O CRP-01 também foi outro Regional que desenvolveu atividades junto à categoria, inovando com a organização de Grupos de Trabalho (GT) para discutir o modelo de Código de Ética, enviando modelos para que os profissionais tivessem a oportunidade de opinarem.

Em São Paulo, o CRP-06, além de promover reuniões com professores de Ética, o Regional tomou a iniciativa de elaborar um questionário, que foi encartado na edição do Jornal PSI de julho de 1984, para que os psicólogos de São Paulo pudessem contribuir para a ampliação do CEPP. Transcritas, a seguir, as quatro primeiras questões referentes à primeira página do questionário:

1. Qual deve ser a finalidade de um Código de Ética:
a. Preferencialmente normalizador? Por quê?
b. Preferencialmente reflexivo? Por quê?
c. Preferencialmente ___________? Por quê?
2. A seu ver, o atual Código de Ética cumpre essa finalidade? Por quê?
3. A quem deve servir o Código de Ética?
4. A quem deve servir a Psicologia?

O material analisado foi apresentado em maio de 1985 para o CFP e demais CRPs em reunião realizada para fins de estabelecer diretrizes básicas que deveriam nortear as propostas para a feitura do novo Código. Concluiu-se por três diretrizes, que seriam: (1) prioridade para os interesses da comunidade; (2) ascendência da ação orientadora em relação à punitiva; (3) estabelecer uma definição entre questões éticas e questões técnicas para dirimir essa falsa dicotomia (Conselho Regional de Psicologia 06, 1994).

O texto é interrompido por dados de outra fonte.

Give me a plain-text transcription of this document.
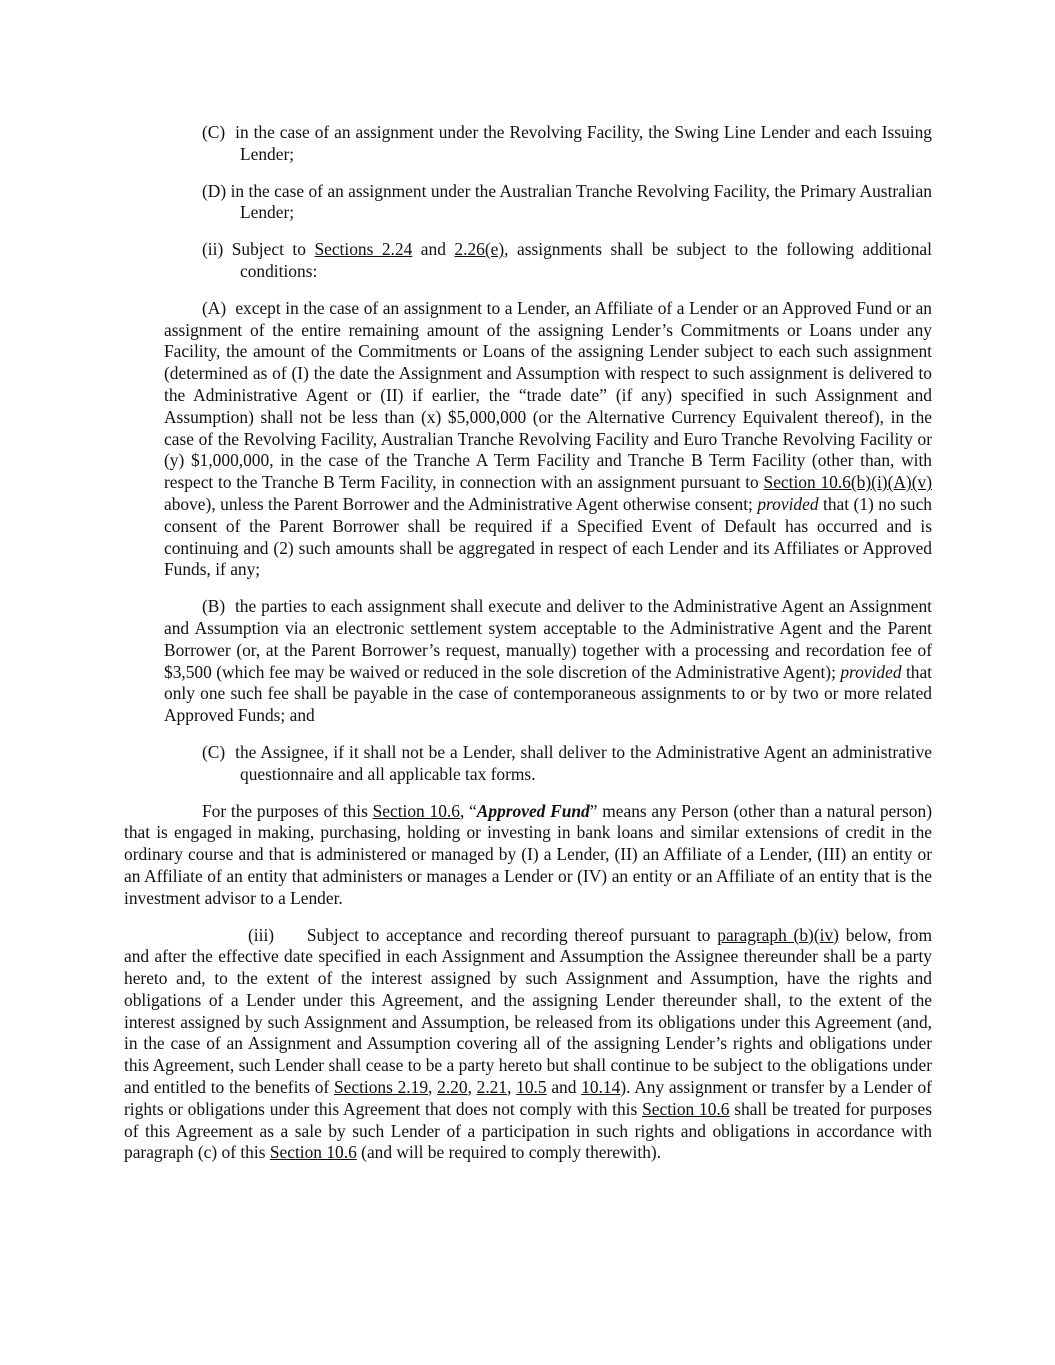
(C) in the case of an assignment under the Revolving Facility, the Swing Line Lender and each Issuing Lender;

(D) in the case of an assignment under the Australian Tranche Revolving Facility, the Primary Australian Lender;

(ii) Subject to Sections 2.24 and 2.26(e), assignments shall be subject to the following additional conditions:

(A) except in the case of an assignment to a Lender, an Affiliate of a Lender or an Approved Fund or an assignment of the entire remaining amount of the assigning Lender’s Commitments or Loans under any Facility, the amount of the Commitments or Loans of the assigning Lender subject to each such assignment (determined as of (I) the date the Assignment and Assumption with respect to such assignment is delivered to the Administrative Agent or (II) if earlier, the “trade date” (if any) specified in such Assignment and Assumption) shall not be less than (x) $5,000,000 (or the Alternative Currency Equivalent thereof), in the case of the Revolving Facility, Australian Tranche Revolving Facility and Euro Tranche Revolving Facility or (y) $1,000,000, in the case of the Tranche A Term Facility and Tranche B Term Facility (other than, with respect to the Tranche B Term Facility, in connection with an assignment pursuant to Section 10.6(b)(i)(A)(v) above), unless the Parent Borrower and the Administrative Agent otherwise consent; provided that (1) no such consent of the Parent Borrower shall be required if a Specified Event of Default has occurred and is continuing and (2) such amounts shall be aggregated in respect of each Lender and its Affiliates or Approved Funds, if any;

(B) the parties to each assignment shall execute and deliver to the Administrative Agent an Assignment and Assumption via an electronic settlement system acceptable to the Administrative Agent and the Parent Borrower (or, at the Parent Borrower’s request, manually) together with a processing and recordation fee of $3,500 (which fee may be waived or reduced in the sole discretion of the Administrative Agent); provided that only one such fee shall be payable in the case of contemporaneous assignments to or by two or more related Approved Funds; and

(C) the Assignee, if it shall not be a Lender, shall deliver to the Administrative Agent an administrative questionnaire and all applicable tax forms.

For the purposes of this Section 10.6, “Approved Fund” means any Person (other than a natural person) that is engaged in making, purchasing, holding or investing in bank loans and similar extensions of credit in the ordinary course and that is administered or managed by (I) a Lender, (II) an Affiliate of a Lender, (III) an entity or an Affiliate of an entity that administers or manages a Lender or (IV) an entity or an Affiliate of an entity that is the investment advisor to a Lender.

(iii) Subject to acceptance and recording thereof pursuant to paragraph (b)(iv) below, from and after the effective date specified in each Assignment and Assumption the Assignee thereunder shall be a party hereto and, to the extent of the interest assigned by such Assignment and Assumption, have the rights and obligations of a Lender under this Agreement, and the assigning Lender thereunder shall, to the extent of the interest assigned by such Assignment and Assumption, be released from its obligations under this Agreement (and, in the case of an Assignment and Assumption covering all of the assigning Lender’s rights and obligations under this Agreement, such Lender shall cease to be a party hereto but shall continue to be subject to the obligations under and entitled to the benefits of Sections 2.19, 2.20, 2.21, 10.5 and 10.14). Any assignment or transfer by a Lender of rights or obligations under this Agreement that does not comply with this Section 10.6 shall be treated for purposes of this Agreement as a sale by such Lender of a participation in such rights and obligations in accordance with paragraph (c) of this Section 10.6 (and will be required to comply therewith).
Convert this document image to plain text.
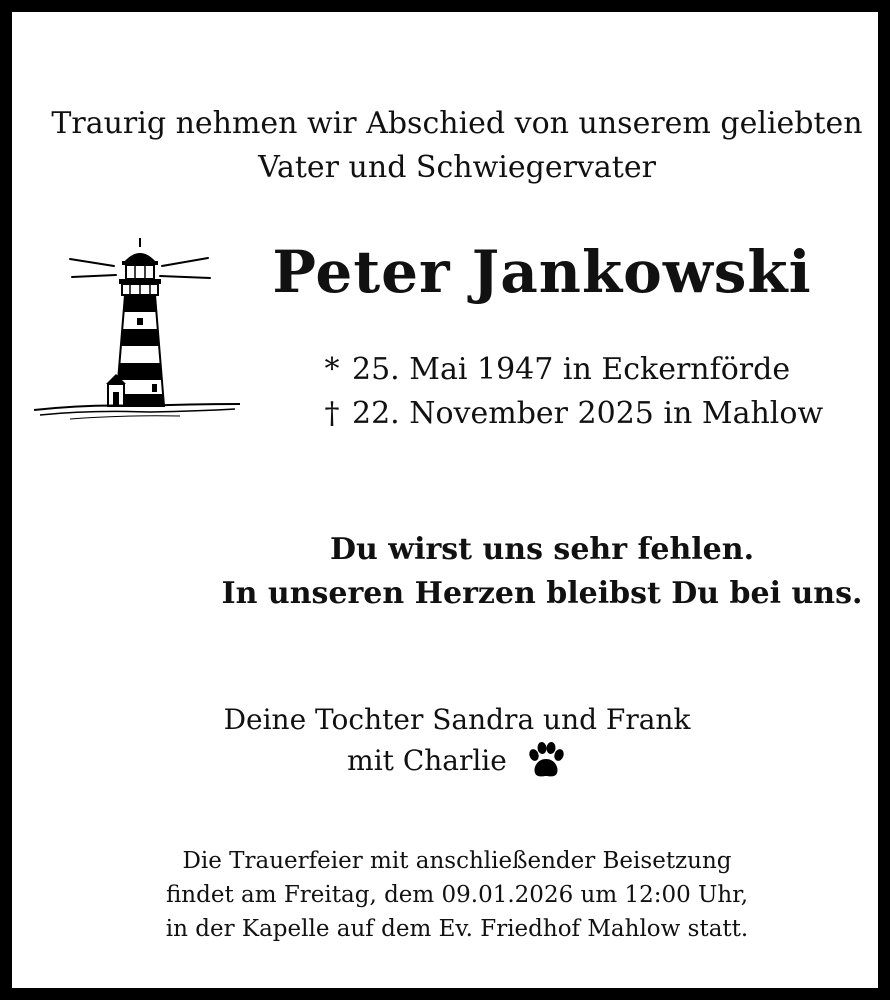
Traurig nehmen wir Abschied von unserem geliebten
Vater und Schwiegervater
Peter Jankowski
* 25. Mai 1947 in Eckernförde
† 22. November 2025 in Mahlow
Du wirst uns sehr fehlen.
In unseren Herzen bleibst Du bei uns.
Deine Tochter Sandra und Frank
mit Charlie
Die Trauerfeier mit anschließender Beisetzung
findet am Freitag, dem 09.01.2026 um 12:00 Uhr,
in der Kapelle auf dem Ev. Friedhof Mahlow statt.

O Código de 1987, Resolução CFP n° 002/87, conforme explicita seu texto introdutório, procurou agregar princípios gerais e básicos com normas mais detalhadas que pudessem fundamentar e operacionalizar as situações profissionais, sendo, ao mesmo tempo, um convite à "dinamicidade criadora" e uma proposta de caminhos como soluções de problemas. Também buscou, pela primeira vez, oferecer uma conceituação do que o CFP entendia por ética (Conselho Federal de Psicologia [CFP], 1987):

Éthos, segundo Aristóteles, expressa um modo-de-ser, uma atitude psíquica, aquilo que o homem traz dentro de si na sua relação consigo, com o outro e com o mundo. Indica as disposições do ser humano perante a vida. Ser ético é muito mais do que um problema de costumes, de normas práticas. Supõe a boa conduta das ações, a felicidade pela ação feita e o prêmio ou a beatitude da alegria da auto-aprovação diante do bem-feito, no dizer de Aristóteles.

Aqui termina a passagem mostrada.